Israel has responded to Saturday’s deadly surprise attack by Hamas militants by putting Gaza, home to 2.3 million people, under total siege and launching by far the most powerful bombing campaign in the 75-year history of the Israeli-Palestinian conflict.
“Our understanding is that there is still fuel – but probably only for a few hours – to allow generators to work, including in hospitals,” Fabrizio Carboni, the International Committee of the Red Cross (IRCRC) regional director, told reporters.
Carboni said in a later interview that its stocks of aid and medicine within Gaza are stranded for want of safe passage. “We still have supply in Gaza. The problem is that we can’t move.”
Talks are ongoing with all parties, including Egypt, to open a humanitarian corridor, with the Rafah crossing between Gaza and Egypt’s Sinai peninsula the main option being considered, he said.
“With the supplies we have inside Gaza, we will not be able to support the civilian population for very long.
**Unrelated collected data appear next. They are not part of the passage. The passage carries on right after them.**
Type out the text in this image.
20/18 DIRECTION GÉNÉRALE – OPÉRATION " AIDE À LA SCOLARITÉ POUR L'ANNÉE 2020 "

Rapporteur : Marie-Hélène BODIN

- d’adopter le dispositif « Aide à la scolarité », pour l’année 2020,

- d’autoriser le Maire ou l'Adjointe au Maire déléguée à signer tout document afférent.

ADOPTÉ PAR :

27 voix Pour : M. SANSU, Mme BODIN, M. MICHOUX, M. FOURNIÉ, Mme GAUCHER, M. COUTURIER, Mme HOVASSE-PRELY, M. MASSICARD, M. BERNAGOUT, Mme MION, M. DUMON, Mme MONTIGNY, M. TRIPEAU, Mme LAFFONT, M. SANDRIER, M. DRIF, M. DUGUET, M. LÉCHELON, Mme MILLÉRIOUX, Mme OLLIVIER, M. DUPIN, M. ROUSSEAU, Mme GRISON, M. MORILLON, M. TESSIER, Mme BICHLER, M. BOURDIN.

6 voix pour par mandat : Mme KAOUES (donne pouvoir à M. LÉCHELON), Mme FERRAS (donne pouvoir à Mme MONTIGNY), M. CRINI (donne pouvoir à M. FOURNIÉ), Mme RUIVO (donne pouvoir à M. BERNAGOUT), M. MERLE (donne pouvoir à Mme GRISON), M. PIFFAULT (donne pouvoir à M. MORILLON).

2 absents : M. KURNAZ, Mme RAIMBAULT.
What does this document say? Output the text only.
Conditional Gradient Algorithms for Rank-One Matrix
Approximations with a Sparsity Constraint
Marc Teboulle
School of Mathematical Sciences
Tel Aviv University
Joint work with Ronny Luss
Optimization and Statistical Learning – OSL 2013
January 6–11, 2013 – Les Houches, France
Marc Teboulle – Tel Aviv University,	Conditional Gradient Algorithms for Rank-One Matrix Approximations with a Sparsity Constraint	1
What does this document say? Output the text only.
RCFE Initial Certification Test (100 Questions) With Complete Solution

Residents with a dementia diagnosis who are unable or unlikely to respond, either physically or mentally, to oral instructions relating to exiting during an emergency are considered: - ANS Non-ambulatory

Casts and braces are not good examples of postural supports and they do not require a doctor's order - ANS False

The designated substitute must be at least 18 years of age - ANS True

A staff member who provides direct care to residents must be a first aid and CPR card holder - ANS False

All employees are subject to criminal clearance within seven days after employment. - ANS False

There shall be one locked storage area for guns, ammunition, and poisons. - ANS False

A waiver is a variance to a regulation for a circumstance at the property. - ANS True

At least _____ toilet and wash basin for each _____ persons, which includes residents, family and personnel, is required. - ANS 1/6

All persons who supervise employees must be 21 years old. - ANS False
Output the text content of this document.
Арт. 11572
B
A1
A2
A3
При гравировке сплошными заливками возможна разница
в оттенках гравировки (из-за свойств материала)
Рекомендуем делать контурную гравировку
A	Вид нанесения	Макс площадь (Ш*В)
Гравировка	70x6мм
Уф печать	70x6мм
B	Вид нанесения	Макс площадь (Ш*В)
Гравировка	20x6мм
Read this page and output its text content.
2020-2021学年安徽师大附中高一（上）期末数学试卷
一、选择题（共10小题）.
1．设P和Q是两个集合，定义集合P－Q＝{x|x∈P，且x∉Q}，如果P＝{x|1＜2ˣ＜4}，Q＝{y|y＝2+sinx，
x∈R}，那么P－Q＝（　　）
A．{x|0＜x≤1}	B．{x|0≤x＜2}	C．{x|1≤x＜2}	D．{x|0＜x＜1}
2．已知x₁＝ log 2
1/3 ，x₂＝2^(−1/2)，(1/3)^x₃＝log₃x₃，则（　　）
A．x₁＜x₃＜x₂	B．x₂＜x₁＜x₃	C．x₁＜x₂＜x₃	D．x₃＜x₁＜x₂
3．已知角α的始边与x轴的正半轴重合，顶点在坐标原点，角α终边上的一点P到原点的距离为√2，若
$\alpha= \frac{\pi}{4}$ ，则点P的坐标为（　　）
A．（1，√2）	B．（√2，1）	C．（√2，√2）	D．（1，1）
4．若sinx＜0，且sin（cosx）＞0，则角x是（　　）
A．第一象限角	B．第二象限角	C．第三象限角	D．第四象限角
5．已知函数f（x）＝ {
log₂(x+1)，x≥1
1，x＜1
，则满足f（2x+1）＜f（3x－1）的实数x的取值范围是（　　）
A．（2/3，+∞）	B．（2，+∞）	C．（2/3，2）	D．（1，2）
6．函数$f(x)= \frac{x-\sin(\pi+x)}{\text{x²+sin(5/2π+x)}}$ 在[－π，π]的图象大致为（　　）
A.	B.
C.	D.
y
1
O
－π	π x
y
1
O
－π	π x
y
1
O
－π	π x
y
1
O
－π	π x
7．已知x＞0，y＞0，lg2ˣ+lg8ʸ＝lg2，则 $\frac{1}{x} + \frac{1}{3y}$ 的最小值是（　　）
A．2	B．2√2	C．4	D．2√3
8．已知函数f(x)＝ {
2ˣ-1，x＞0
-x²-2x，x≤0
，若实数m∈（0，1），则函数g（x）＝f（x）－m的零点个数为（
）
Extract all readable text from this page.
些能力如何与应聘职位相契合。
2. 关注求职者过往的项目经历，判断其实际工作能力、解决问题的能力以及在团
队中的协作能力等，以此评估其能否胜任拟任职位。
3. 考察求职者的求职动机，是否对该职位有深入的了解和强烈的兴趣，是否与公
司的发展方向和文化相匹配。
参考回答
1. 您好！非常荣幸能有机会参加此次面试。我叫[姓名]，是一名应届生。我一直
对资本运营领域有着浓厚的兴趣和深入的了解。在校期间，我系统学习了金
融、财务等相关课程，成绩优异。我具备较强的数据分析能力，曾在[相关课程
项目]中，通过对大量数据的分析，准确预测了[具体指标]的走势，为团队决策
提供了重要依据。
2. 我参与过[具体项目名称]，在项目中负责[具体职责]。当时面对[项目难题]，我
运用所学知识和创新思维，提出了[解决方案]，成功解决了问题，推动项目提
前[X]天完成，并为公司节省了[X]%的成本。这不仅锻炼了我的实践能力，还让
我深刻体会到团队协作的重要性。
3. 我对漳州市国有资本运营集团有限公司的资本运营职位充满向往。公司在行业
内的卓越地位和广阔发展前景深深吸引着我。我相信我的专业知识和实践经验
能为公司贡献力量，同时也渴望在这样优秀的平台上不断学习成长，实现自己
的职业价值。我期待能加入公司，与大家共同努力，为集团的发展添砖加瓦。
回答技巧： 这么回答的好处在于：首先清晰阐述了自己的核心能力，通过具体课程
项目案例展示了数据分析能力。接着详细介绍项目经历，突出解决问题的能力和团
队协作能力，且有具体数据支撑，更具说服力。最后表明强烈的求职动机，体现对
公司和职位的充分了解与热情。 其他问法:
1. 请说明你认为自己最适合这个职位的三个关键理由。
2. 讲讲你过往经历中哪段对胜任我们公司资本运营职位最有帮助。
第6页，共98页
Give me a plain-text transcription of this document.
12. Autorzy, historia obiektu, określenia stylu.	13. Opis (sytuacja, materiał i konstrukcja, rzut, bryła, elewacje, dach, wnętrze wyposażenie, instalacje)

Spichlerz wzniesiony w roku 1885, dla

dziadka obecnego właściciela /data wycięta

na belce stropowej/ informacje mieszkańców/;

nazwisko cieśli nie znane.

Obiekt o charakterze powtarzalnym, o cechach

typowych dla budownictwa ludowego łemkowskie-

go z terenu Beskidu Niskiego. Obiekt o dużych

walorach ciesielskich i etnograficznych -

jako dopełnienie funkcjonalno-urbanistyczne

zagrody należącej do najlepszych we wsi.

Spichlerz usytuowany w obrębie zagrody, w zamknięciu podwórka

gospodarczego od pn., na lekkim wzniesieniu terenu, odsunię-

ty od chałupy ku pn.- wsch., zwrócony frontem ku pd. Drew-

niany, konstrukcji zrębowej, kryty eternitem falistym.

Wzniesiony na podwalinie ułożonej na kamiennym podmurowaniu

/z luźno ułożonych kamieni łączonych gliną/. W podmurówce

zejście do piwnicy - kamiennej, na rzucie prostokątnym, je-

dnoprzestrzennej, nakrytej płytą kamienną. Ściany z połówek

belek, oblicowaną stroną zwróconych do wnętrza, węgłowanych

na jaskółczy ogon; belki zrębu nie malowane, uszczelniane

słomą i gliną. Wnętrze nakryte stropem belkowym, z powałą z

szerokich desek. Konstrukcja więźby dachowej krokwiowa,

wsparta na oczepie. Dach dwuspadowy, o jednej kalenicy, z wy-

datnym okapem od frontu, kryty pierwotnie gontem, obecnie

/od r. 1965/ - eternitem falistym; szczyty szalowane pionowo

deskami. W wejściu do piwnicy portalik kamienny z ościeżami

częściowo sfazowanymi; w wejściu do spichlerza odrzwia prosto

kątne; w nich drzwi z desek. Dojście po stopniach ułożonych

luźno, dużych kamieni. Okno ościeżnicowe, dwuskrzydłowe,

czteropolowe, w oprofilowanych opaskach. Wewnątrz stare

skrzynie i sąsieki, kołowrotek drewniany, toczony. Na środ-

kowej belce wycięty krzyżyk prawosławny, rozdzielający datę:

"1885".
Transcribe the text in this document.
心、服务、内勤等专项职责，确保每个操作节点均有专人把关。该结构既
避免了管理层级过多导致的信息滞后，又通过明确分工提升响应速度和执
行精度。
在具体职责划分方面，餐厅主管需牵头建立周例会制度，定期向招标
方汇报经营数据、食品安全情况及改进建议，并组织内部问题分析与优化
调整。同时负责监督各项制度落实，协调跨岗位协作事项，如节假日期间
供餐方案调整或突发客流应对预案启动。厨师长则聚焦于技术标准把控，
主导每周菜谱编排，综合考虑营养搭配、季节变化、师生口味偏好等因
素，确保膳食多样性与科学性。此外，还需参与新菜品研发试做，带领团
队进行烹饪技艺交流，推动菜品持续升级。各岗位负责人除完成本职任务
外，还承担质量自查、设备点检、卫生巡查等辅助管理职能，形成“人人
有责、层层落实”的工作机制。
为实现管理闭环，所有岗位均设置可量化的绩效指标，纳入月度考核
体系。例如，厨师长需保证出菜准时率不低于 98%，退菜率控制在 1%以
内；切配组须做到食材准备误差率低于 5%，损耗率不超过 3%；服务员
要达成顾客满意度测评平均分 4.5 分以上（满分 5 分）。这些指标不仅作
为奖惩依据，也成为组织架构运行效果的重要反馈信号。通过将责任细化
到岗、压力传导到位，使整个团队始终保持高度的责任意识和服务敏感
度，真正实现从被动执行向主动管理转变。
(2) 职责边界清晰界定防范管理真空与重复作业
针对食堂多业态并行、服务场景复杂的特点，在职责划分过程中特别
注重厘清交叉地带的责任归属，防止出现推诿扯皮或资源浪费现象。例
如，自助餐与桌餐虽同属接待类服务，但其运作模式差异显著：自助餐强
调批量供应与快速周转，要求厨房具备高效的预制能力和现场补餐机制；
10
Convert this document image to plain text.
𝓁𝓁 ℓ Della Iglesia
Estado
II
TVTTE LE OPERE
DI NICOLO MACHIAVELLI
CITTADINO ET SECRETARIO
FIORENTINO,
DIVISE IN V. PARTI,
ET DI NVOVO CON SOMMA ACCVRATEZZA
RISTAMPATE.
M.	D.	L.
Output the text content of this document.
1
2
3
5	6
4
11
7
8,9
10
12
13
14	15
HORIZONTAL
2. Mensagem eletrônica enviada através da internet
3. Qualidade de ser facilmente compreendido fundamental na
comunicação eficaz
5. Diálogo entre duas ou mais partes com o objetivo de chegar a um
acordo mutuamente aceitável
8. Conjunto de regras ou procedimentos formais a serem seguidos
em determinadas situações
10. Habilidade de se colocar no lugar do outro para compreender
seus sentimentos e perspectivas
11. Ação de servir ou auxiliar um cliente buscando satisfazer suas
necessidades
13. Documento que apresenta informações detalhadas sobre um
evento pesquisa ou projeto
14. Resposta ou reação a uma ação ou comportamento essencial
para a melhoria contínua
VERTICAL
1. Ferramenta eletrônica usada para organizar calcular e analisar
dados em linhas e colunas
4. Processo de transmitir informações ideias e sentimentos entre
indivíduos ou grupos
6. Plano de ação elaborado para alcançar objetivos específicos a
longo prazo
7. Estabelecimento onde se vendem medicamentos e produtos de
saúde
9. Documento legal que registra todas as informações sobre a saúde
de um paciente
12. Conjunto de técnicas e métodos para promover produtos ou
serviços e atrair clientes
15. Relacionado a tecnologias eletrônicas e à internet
This is why we need to be able to get the supplies we need to Gaza,” he said.
Most of Gaza’s population has no power and water as Israeli strikes continue and they fear a possible ground invasion.
Asked whether the ICRC was preparing for this scenario, Carboni said: “We are preparing, yes, for the worst. Now the worst in the region has no limits so it’s difficult”.
ICRC teams are pre-positioning staff and stocks in strategic hubs close to Gaza as part of its preparations, he added.
Israel has said there will be no humanitarian exceptions to its siege until all its hostages seized by Hamas militants during the weekend attacks were freed. The attacks were the deadliest on Jewish civilians since the Holocaust and public broadcaster Kan said the toll had risen to more than 1,300.
The ICRC, an impartial humanitarian body which visits prisoners of war and detainees and sometimes facilitates their release, said earlier it was in direct contact with both Hamas and Israeli officials about the hostages but declined to give details.